Человек становится более нравственным не благодаря идее взаимной компенсации этики и необходимости, а благодаря тому, что он все громче слышит голос этики, что им овладевает все силь­нее желание сохранить и развивать жизнь, что он становится все более твердым в своем сопротивлении необходимости уничтоже­ния и нанесения вреда жизни.

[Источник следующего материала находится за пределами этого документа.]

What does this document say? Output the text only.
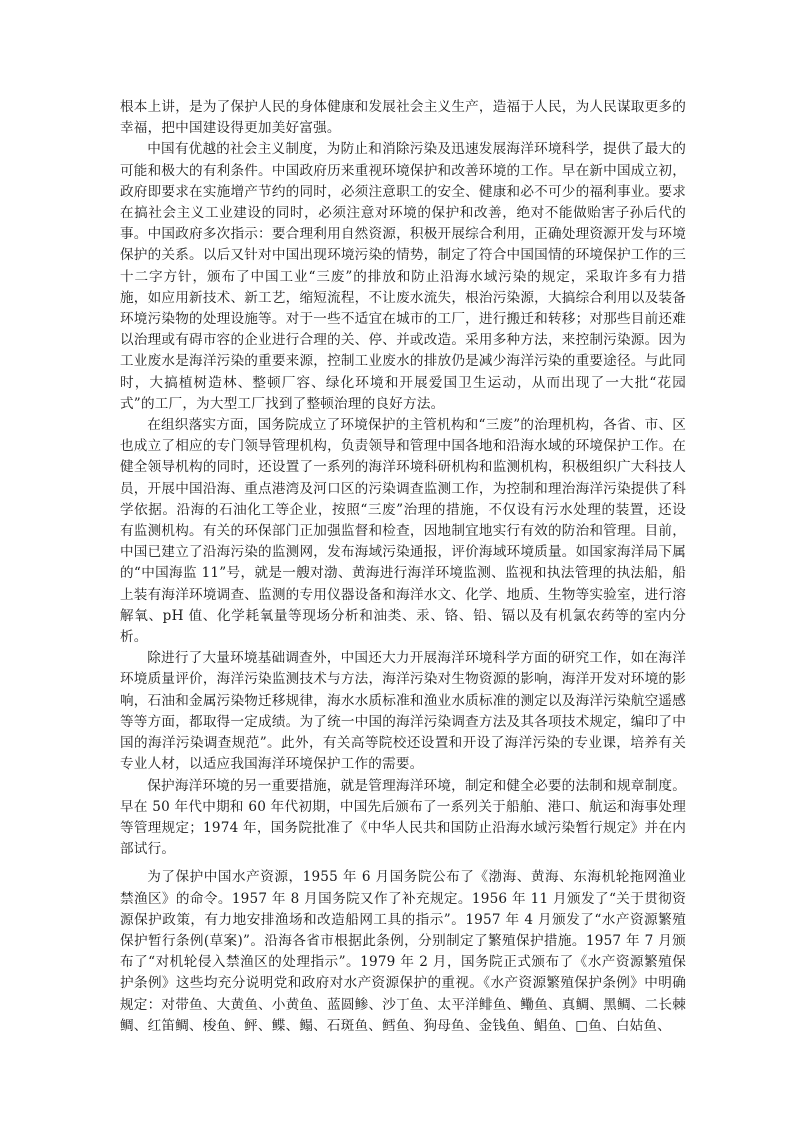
根本上讲，是为了保护人民的身体健康和发展社会主义生产，造福于人民，为人民谋取更多的幸福，把中国建设得更加美好富强。

中国有优越的社会主义制度，为防止和消除污染及迅速发展海洋环境科学，提供了最大的可能和极大的有利条件。中国政府历来重视环境保护和改善环境的工作。早在新中国成立初，政府即要求在实施增产节约的同时，必须注意职工的安全、健康和必不可少的福利事业。要求在搞社会主义工业建设的同时，必须注意对环境的保护和改善，绝对不能做贻害子孙后代的事。中国政府多次指示：要合理利用自然资源，积极开展综合利用，正确处理资源开发与环境保护的关系。以后又针对中国出现环境污染的情势，制定了符合中国国情的环境保护工作的三十二字方针，颁布了中国工业“三废”的排放和防止沿海水域污染的规定，采取许多有力措施，如应用新技术、新工艺，缩短流程，不让废水流失，根治污染源，大搞综合利用以及装备环境污染物的处理设施等。对于一些不适宜在城市的工厂，进行搬迁和转移；对那些目前还难以治理或有碍市容的企业进行合理的关、停、并或改造。采用多种方法，来控制污染源。因为工业废水是海洋污染的重要来源，控制工业废水的排放仍是减少海洋污染的重要途径。与此同时，大搞植树造林、整顿厂容、绿化环境和开展爱国卫生运动，从而出现了一大批“花园式”的工厂，为大型工厂找到了整顿治理的良好方法。

在组织落实方面，国务院成立了环境保护的主管机构和“三废”的治理机构，各省、市、区也成立了相应的专门领导管理机构，负责领导和管理中国各地和沿海水域的环境保护工作。在健全领导机构的同时，还设置了一系列的海洋环境科研机构和监测机构，积极组织广大科技人员，开展中国沿海、重点港湾及河口区的污染调查监测工作，为控制和理治海洋污染提供了科学依据。沿海的石油化工等企业，按照“三废”治理的措施，不仅设有污水处理的装置，还设有监测机构。有关的环保部门正加强监督和检查，因地制宜地实行有效的防治和管理。目前，中国已建立了沿海污染的监测网，发布海域污染通报，评价海域环境质量。如国家海洋局下属的“中国海监 11”号，就是一艘对渤、黄海进行海洋环境监测、监视和执法管理的执法船，船上装有海洋环境调查、监测的专用仪器设备和海洋水文、化学、地质、生物等实验室，进行溶解氧、pH 值、化学耗氧量等现场分析和油类、汞、铬、铅、镉以及有机氯农药等的室内分析。

除进行了大量环境基础调查外，中国还大力开展海洋环境科学方面的研究工作，如在海洋环境质量评价，海洋污染监测技术与方法，海洋污染对生物资源的影响，海洋开发对环境的影响，石油和金属污染物迁移规律，海水水质标准和渔业水质标准的测定以及海洋污染航空遥感等等方面，都取得一定成绩。为了统一中国的海洋污染调查方法及其各项技术规定，编印了中国的海洋污染调查规范”。此外，有关高等院校还设置和开设了海洋污染的专业课，培养有关专业人材，以适应我国海洋环境保护工作的需要。

保护海洋环境的另一重要措施，就是管理海洋环境，制定和健全必要的法制和规章制度。早在 50 年代中期和 60 年代初期，中国先后颁布了一系列关于船舶、港口、航运和海事处理等管理规定；1974 年，国务院批准了《中华人民共和国防止沿海水域污染暂行规定》并在内部试行。

为了保护中国水产资源，1955 年 6 月国务院公布了《渤海、黄海、东海机轮拖网渔业禁渔区》的命令。1957 年 8 月国务院又作了补充规定。1956 年 11 月颁发了“关于贯彻资源保护政策，有力地安排渔场和改造船网工具的指示”。1957 年 4 月颁发了“水产资源繁殖保护暂行条例(草案)”。沿海各省市根据此条例，分别制定了繁殖保护措施。1957 年 7 月颁布了“对机轮侵入禁渔区的处理指示”。1979 年 2 月，国务院正式颁布了《水产资源繁殖保护条例》这些均充分说明党和政府对水产资源保护的重视。《水产资源繁殖保护条例》中明确规定：对带鱼、大黄鱼、小黄鱼、蓝圆鲹、沙丁鱼、太平洋鲱鱼、鳓鱼、真鲷、黑鲷、二长棘鲷、红笛鲷、梭鱼、鲆、鲽、鳎、石斑鱼、鳕鱼、狗母鱼、金钱鱼、鲳鱼、□鱼、白姑鱼、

В этических конфликтах человек может встретить только субъективные решения. Никто не может за него сказать, где каж­дый раз проходит крайняя граница настойчивости и сохранения и развития жизни. Только он один может судить об этом, руководст­вуясь чувством высочайшей ответственности за судьбу другой жизни. Что говорит этика благоговения перед жизнью об отноше­ниях между человеком и творением природы?

Там, где я наношу вред какой-либо жизни, я должен ясно со­знавать, насколько это необходимо. Я не должен делать ничего, кроме неизбежного, — даже самого незначительного. Крестьянин, скосивший на лугу тысячу цветков для корма своей коровы, не дол­жен ради забавы сминать цветок, растущий на обочине дороги, так как в этом случае он совершает преступление против жизни, не оправданное никакой необходимостью.Те люди, которые проводят эксперименты над животными, связанные с разработкой новых операций или с применением новь медикаментов, те, которые прививают животным болезни, чтобы использовать затем полученные результаты для лечения людей никогда не должны вообще успокаивать себя тем, что их жестокие действия преследуют благородные цели. В каждом отдельном слу­чае они должны взвесить, существует ли в действительности необ­ходимость приносить это животное в жертву человечеству. Они должны быть постоянно обеспокоены тем, чтобы ослабить боль, насколько это возможно.

 

Швейцер А. Культура и этика. — М., 1973. — С. 305—308, 314—316.

 

Махатма Ганди. Моя вера в ненасилие»

Я обнаружил, что жизнь существует среди разрушения и, следовательно, должен существовать закон более высокий, чем закон разрушения. Только при таком законе общество будет построено верно и разумно, и жизнь будет стоить того, чтобы прожить ее. И если это – закон жизни, то мы должны применять его в каждодневной жизни. Где бы ни возникала ссора, где бы вам ни противостоял оппонент, покоряйте его любовью. Стихийно я выработал это в своей жизни. Это не означает, что все мои проблемы решены. Но я обнаружил, что этот закон любви действует так, как никогда не действовал закон разрушения. В Индии мы наблюдали наглядную демонстрацию действия этого закона в самом широком масштабе. Я не утверждаю, исходя из этого, что ненасилием обязательно прониклись все триста миллионов человек, но я утверждаю, что оно проникло глубже, чем любая другая идея и причем за невероятно короткие сроки. Мы не были все одинаковыми приверженцами ненасилия; и для подавляющего большинства ненасилие было вопросом политики. Но тем не менее я хочу, чтобы вы поняли, что страна сделала феноменальный шаг вперед под защитой идеи ненасилия.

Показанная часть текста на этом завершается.